The Aikenside carriage was standing at Mrs. Conner’s gate when he returned, and Jessie came running out to meet him, followed by Guy, while Agnes, in most becoming attire, sat by the window, looking as unconcerned at his arrival as if it were not the very event for which she had been impatiently waiting. Jessie was a great pet with the doctor, and, lifting her lightly in his arms, he kissed her forehead where the golden curls were clustering, and said to her:
“I have seen Maddy Clyde. She asked for you, and why you do not come to see her, as you promised.”

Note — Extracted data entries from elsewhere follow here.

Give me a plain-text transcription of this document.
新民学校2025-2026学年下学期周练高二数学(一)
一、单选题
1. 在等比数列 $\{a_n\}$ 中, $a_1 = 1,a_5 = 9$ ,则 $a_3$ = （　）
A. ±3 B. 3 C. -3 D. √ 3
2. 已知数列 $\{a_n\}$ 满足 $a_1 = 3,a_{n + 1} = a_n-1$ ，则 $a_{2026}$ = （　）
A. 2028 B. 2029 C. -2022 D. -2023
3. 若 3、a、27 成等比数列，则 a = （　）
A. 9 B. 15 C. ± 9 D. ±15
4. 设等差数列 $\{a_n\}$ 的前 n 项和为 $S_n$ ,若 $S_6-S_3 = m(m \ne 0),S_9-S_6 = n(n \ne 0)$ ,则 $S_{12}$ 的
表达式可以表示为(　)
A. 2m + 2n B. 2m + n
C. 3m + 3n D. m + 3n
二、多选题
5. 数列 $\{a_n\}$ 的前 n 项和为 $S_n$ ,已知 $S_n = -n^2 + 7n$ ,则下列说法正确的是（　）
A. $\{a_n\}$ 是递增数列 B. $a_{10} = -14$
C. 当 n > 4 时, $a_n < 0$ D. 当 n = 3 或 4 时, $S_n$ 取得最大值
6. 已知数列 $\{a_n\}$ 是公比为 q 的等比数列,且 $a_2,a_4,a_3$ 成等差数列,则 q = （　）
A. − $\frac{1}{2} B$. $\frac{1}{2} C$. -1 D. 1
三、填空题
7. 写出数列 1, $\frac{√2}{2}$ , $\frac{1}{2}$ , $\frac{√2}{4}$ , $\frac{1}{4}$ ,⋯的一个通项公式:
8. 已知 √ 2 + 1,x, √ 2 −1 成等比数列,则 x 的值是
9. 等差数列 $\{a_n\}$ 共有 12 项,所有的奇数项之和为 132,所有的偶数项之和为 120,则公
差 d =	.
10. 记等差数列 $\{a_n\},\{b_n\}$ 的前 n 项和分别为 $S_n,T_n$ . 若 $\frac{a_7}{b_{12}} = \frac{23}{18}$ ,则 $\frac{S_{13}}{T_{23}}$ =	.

“Mother won’t let me,” Jessie answered. “She says they are not fit associates for a Remington.”
There was a sudden flash of contempt on the doctor’s face, and a gleam of wrath in Agnes’ eyes as she motioned Jessie to be silent, and then gracefully received the doctor, who by this time was in the room. As if determined to monopolize the conversation, and keep it from turning on the Markhams, Agnes rattled on for nearly fifteen minutes, scarcely allowing Guy a chance for uttering a word. But Guy bided his time, and seized the first favorable opportunity to inquire after Madeline.
She was improving rapidly, the doctor said, adding, “You ought to have seen her delight when I gave her the bouquet. She wished me to thank you for her.”